Sarah Bannister LLA born Sarah Jane Stourton (August 5, 1858 – March 16, 1942) was a British educationist, school inspector and district councillor. She and her husband were involved with the pupil-teacher scheme in London. She served for twenty years as a district councillor in Hendon. She was creditted with creating Hendon Free Library.

==Life==
Bannister was born in 1858 in Norton St Philip in Somerset. Her parents were Harriet (born Moon) and John Stourton. Her father was a journeyman mason.

In December 1881 she became the second wife of Henry Bannister who was a widower. Her husband worked for the London School Board (LSB) and in the following month she was made a school inspector and she started teaching evening classes to pupil-teachers. In 1884 the LSB decided to pilot the idea of teaching pupil-teachers at a central location.

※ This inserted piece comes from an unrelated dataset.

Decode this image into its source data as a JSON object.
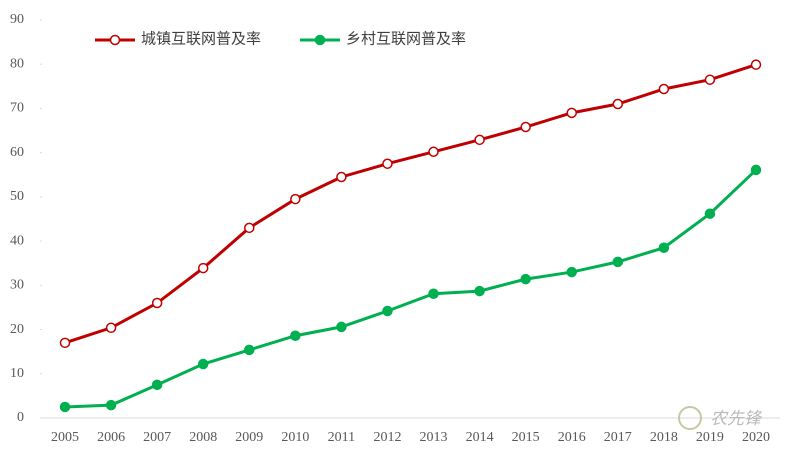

Bannister and her husband were asked to carry out the experiment. Bannister became the as headmistress of a girls school based in a room under the Lycett Memorial Methodist Chapel in Stepney. Her husband had a similar position teaching boys at Toynbee Hall.

Bannister studied to become a Lady Literate in Arts via the course offered by the University of St Andrews. She enrolled in 1884 and studied for two years. The pressure of her career is presumed to be the reason that she did not complete it until 1896.

In 1887, she was asked to join an Education Department committee looking at the "Pupil-teacher" system chaired by a senior inspector of schools, Thomas Wetherherd Sharpe. Only three women were asked: Elizabeth Phillips Hughes from Cambridge training college, Lydia Manley of Stockwell training college and Bannister. She was called as a witness but she was very involved in the investigation. The committee's report resulted in a policy that caused the closure of the Pupil-teacher centres, hers included, that had been established.

In 1908 she became the principal of a residential day teacher training college at Moorfields. When that college was merged in 1915 she became an assistant inspector of schools. In 1918 the Hendon Women Citizens' Council encouraged her to become a candidate to become an Urban District Councillor. She was elected in 1918 and served until 1938. She was creditted with creating Hendon Free Library.

Bannister died in 1942 in Golders Green.